Nieuwsbrief Jurisprudentie | Week 21 15  
 
 
Grip op Wmo
 
 
 
 

Met de jurisprudentie nieuwsbrief Wmo informeren wij u graag eens in de twee weken over actuele jurisprudentie op dit vakgebied.


Sommige uitspraken zijn voorzien van een samenvatting en een deskundig commentaar (noot, annotatie). Van de overige uitspraken geven we de rechtsregels weer.


Alle uitspraken die in deze nieuwsbrief verschijnen, worden tevens verwerkt in Schulinck Grip op Wmo.

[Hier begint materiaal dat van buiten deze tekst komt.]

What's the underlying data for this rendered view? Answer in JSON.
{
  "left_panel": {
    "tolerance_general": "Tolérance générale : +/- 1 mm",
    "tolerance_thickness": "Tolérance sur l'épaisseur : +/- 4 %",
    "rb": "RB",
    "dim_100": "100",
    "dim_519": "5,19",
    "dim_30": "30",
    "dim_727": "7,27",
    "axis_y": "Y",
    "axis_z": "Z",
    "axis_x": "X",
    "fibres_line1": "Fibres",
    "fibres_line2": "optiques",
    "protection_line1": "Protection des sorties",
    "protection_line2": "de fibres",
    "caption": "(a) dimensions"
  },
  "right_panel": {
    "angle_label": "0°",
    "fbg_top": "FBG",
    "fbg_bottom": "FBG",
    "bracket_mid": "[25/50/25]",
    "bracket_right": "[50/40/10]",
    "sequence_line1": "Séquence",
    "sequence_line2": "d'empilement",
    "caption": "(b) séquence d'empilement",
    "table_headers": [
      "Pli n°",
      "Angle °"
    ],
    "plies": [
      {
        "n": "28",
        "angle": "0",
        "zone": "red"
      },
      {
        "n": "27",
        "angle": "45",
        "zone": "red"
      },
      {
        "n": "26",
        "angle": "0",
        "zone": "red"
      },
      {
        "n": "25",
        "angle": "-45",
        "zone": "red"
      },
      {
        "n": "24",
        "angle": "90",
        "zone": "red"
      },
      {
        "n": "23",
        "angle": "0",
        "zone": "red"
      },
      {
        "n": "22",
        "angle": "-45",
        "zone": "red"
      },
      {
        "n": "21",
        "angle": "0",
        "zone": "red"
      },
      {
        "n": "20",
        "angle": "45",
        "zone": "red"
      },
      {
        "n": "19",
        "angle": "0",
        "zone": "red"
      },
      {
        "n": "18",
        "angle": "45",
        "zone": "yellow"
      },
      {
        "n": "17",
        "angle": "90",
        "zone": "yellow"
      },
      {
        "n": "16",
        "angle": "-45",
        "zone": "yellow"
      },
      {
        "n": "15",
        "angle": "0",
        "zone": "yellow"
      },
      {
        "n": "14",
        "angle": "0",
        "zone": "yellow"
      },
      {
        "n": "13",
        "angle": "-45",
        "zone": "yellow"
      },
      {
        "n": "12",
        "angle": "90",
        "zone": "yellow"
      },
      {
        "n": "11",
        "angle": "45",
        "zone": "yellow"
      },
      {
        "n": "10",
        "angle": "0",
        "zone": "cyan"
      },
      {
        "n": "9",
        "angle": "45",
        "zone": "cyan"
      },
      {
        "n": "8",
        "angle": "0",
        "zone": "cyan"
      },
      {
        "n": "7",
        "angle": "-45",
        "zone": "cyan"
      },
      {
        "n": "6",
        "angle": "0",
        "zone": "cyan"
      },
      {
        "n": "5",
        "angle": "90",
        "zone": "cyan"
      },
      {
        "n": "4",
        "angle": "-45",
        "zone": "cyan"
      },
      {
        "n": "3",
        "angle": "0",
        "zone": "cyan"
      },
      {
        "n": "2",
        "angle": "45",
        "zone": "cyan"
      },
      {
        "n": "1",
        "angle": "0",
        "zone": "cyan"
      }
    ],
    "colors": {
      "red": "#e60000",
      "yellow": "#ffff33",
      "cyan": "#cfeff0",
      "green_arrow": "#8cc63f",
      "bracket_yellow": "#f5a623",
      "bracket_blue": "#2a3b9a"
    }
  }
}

Heeft u commentaar of suggesties, neem dan contact met ons op.


Wilt u meer weten over Schulinck Grip op Wmo, lees dan de productinformatie.

Naar boven

 
 
 
 
  CRvB 12-9-2018, ECLI:NL:CRVB:2018:2785 (met noot Christel Califano)  
 
 
 
Trefwoorden
PTSS-hulphond, assistentiehond, effectiviteit van de voorziening, medisch wetenschappelijk onderzoek
 
 
Samenvatting

Cliënt heeft een pgb aangevraagd voor opleidingskosten van haar hond tot PTSS-hulphond. Het college heeft dit afgewezen omdat de hond een therapeutische functie heeft en cliënt onvoldoende heeft aangetoond dat de hond aanvullende waarde heeft voor haar zelfstandigheid.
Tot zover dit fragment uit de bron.